The arrangement, while it fostered and promoted the peculiar views and interests of the five States more particularly interested in prospective emancipation, would allay if not satisfy the political jealousies of the North and the South. The West would be satisfied as to the security of her commercial emporium, and the craving for the good land would be appeased. The South ought to be satisfied with the accession of another slaveholding State; and the North ought to be satisfied that the threatened addition of four new slaveholding States is mitigated down to a single one, with the best sort of a guarantee that the evil to them, such as it is, must there stop, to say nothing of the increased chance of emancipation in some of the present slaveholding States. The considerate and better advised of the Southern people, such as are not mere politicians, must be more than well pleased that the injury to them from a cotton growing rivalry in Texas should be circumscribed within reasonable limits.

A more favorable occasion may never occur for obtaining the country, and at the same time conciliating these various interests. and attaining the paramount object of aiding emancipation.

CHAPTER XVII.

CONSERVATIVE ADDRESS AND RESOLUTIONS.

ADOPTED BY THE CONVENTION HELD IN LOUISVILLE, FEBRUARY, 1859.

THIS Convention of delegates to organize a State opposition to the further rule of the self-styled Democratic party, and to propose such an opposition by all good men throughout the nation, will state some of their objections to that party:

1. It is essentially a Disunion Party.

It hugs to its embrace many avowed disunionists, who, if they do not control, have great influence over the party; who, by constant agitation of the slave question, for sinister purposes, are rapidly driving the whole nation into two great sectional parties, as the precursor of disunion.

The modern Democracy, at the time of its organization, found the nation comparatively free from sectional strife. The feeling of patriotism and loyalty to the Union prevailed throughout the nation. Disunionism existed nowhere, or, if harbored in the breasts of a few, it was carefully concealed. Now, avowed disunionists may be found in every locality. Under the rule of this party all real patriotism has died out in the breasts of large masses of our countrymen. Its later career has been signalized by nothing so much as angry sectional strife, engendering the bitterest sectional animosities. We have factions in the North and in the South openly denouncing the Union in the severest terms that hatred can invent, and avowing its destruction as their principal aim.
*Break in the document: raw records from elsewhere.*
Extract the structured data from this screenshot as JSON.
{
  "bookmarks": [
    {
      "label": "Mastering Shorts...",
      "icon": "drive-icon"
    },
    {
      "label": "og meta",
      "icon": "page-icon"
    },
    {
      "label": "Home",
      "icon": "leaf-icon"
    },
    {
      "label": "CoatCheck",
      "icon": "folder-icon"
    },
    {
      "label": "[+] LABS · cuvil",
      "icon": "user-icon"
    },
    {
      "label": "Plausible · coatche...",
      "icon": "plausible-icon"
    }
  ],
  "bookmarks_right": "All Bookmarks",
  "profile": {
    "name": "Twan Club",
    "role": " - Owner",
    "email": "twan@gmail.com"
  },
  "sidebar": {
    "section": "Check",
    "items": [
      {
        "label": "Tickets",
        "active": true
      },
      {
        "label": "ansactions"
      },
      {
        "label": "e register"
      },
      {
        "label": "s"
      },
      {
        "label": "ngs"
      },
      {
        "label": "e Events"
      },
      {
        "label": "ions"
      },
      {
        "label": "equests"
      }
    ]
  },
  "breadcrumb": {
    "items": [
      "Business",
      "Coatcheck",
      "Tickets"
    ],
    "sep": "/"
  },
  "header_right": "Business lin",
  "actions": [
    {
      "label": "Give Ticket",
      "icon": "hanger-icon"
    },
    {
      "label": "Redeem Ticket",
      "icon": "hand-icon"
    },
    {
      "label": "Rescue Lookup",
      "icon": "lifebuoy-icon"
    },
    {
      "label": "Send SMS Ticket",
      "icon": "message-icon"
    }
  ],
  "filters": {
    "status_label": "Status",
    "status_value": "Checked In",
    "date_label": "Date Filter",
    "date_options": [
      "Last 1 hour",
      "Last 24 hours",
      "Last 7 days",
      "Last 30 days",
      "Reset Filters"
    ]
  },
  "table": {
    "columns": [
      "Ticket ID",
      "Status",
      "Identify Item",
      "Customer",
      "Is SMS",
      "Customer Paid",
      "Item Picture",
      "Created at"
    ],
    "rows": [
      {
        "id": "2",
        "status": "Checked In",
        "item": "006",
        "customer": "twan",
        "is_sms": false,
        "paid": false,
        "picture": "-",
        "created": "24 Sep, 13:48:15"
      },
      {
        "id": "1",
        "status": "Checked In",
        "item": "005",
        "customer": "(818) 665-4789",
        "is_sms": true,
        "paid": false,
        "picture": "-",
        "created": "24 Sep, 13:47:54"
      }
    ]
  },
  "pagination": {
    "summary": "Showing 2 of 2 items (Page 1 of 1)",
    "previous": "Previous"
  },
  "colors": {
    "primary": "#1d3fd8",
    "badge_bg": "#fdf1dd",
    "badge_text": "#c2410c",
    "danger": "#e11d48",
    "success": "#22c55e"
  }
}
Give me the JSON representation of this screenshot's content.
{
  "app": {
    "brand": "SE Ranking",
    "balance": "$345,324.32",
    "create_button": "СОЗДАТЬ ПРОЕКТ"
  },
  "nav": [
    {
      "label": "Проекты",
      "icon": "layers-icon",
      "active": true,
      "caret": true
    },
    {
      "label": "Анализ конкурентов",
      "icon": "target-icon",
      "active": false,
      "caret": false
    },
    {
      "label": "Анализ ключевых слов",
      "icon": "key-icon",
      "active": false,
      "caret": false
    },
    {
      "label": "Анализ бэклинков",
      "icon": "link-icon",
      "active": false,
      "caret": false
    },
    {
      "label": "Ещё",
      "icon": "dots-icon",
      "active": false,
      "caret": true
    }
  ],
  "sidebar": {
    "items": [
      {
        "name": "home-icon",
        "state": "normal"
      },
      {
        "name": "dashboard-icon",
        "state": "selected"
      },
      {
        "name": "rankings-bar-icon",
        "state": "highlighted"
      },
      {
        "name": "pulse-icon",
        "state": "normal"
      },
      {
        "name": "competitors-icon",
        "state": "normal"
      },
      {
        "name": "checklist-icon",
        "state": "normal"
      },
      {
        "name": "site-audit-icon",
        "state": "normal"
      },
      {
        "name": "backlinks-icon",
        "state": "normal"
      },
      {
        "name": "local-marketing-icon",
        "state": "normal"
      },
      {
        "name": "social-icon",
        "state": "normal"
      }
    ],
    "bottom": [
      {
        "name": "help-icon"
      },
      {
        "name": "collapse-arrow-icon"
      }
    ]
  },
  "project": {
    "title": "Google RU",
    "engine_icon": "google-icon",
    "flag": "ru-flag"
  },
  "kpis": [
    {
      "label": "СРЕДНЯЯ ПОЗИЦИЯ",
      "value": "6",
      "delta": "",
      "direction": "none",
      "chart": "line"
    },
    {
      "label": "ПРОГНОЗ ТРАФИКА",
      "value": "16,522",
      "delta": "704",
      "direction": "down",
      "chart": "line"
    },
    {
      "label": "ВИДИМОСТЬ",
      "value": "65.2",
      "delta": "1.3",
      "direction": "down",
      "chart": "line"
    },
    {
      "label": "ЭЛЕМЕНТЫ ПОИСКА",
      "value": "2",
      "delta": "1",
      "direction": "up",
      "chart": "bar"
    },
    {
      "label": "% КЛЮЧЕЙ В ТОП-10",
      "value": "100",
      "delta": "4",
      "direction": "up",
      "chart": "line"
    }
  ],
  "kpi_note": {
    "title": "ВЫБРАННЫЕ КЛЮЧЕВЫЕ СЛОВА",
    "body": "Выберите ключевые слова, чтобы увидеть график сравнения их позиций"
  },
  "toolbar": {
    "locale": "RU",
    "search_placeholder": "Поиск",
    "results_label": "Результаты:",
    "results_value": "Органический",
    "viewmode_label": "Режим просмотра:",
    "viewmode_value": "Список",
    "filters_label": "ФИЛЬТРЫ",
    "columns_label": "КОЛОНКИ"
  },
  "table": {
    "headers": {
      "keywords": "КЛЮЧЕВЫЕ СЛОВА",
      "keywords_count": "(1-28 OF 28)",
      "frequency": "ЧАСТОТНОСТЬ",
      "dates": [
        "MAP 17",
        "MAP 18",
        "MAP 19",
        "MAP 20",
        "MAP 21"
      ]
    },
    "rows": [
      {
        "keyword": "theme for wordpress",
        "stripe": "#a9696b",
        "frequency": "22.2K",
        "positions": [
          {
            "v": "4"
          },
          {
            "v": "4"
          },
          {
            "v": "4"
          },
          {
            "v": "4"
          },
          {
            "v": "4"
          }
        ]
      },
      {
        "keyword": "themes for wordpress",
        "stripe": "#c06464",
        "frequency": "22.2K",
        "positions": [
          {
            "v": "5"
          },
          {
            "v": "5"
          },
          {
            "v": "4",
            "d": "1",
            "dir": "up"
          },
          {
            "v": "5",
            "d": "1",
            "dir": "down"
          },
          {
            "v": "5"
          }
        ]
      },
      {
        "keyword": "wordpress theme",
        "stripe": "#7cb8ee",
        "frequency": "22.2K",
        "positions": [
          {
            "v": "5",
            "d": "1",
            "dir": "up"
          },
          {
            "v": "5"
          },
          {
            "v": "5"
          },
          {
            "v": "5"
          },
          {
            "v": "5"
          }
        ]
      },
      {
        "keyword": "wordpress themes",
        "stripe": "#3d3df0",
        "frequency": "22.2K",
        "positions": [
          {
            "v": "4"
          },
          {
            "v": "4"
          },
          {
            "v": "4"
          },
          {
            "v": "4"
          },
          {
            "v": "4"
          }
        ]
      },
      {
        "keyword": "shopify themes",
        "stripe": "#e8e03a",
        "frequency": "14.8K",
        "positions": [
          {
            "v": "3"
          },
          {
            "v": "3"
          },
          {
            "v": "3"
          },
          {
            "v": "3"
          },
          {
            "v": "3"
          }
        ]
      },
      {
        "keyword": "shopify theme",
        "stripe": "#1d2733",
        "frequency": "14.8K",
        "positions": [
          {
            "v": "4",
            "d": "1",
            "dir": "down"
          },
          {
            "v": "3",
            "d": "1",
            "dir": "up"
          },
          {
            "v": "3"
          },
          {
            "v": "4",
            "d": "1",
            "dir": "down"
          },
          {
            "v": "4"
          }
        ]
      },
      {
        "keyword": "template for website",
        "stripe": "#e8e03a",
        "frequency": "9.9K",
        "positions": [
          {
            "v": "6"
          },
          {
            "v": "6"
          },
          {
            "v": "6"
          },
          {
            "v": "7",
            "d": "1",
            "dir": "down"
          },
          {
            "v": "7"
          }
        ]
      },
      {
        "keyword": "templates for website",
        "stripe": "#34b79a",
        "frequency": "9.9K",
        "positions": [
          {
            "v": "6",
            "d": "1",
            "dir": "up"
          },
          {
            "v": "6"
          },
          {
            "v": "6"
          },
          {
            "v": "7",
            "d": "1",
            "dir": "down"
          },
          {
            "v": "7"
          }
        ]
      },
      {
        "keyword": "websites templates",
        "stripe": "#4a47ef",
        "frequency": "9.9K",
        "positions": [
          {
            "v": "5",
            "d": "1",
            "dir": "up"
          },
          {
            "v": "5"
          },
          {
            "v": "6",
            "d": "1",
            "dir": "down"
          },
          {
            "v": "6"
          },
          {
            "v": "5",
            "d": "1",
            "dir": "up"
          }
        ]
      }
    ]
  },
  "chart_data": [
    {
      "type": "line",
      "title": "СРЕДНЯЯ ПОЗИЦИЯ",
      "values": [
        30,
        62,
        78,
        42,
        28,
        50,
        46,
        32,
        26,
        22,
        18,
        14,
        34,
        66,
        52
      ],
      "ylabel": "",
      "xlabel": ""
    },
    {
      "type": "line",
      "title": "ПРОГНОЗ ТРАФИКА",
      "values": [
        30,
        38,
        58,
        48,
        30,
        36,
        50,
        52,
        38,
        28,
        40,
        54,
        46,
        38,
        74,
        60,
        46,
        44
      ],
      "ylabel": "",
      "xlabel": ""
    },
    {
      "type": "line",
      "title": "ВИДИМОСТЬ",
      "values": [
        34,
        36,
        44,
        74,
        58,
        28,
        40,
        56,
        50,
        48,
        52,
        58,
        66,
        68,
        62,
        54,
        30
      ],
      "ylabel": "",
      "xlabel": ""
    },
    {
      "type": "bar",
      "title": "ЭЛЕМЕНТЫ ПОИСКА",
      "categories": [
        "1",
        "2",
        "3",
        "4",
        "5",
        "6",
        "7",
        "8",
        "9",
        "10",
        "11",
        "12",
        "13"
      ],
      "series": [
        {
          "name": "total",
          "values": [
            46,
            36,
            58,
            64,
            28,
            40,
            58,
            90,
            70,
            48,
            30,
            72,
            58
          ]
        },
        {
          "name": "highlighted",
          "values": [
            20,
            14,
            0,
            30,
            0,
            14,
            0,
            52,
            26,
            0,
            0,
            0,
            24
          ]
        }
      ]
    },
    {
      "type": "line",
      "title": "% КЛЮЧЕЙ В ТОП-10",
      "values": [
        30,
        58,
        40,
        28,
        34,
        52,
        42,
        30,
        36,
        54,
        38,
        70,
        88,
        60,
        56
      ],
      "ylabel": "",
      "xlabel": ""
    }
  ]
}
On the eve of the last Presidential election, the conduct, public speeches, and published letters of many of the leaders of the party left little room to doubt that there was an organized trea

sonable conspiracy to seize the Government and break up the Union by armed force, if the election went against their party. One of the governors published his intention, in that event, to march on Washington, seize the Government by force, and to meet the opposition of sixty thousand Union-loving men in Virginia, by arming her slaves. Another prominent leader, who is now enjoying a seat in the Senate with the full approval of the party, in a published letter declared that any resistance to the enterprise by the Union men of North Carolina should be crushed by "the swift attention of vigilance committees;" in other words, by murder and assassination. "The domestic neighborhood civil war," which the Governor of Virginia said he anticipated, was to be carried on by these Democratic conspirators against their Union-loving fellow-citizens in the one State by the aid of armed slaves, and in the other by organized bands of murderers and assassins. The unrebuked public avowal of such atrocious purposes sufficiently prove the disloyalty, not merely of the leaders themselves, but also of a large portion of their followers. It is not to be believed that these men would have formed such a conspiracy or avowed such purposes unless they felt assured that they would be sustained by their party in the South. Such belief is ample proof of the general diffusion of the disunion sentiment with the great body of the party at the South. The existence of this formidable conspiracy, though frequently charged, it is believed none of these men ever pretended to deny. These facts and the industrious circulation for years past, by leaders of the party, of pamphlets, speeches, and essays, directly advocating disunion as desirable for the South, abundantly sustain the charge that it is a disunion party. But while calling for condemnation on its leaders, it is by no means intended to include the mass of their too confiding followers, and especially in Kentucky, who we fondly, proudly hope and believe are untainted with disunionism, and who will scorn any party domination leading them to that result.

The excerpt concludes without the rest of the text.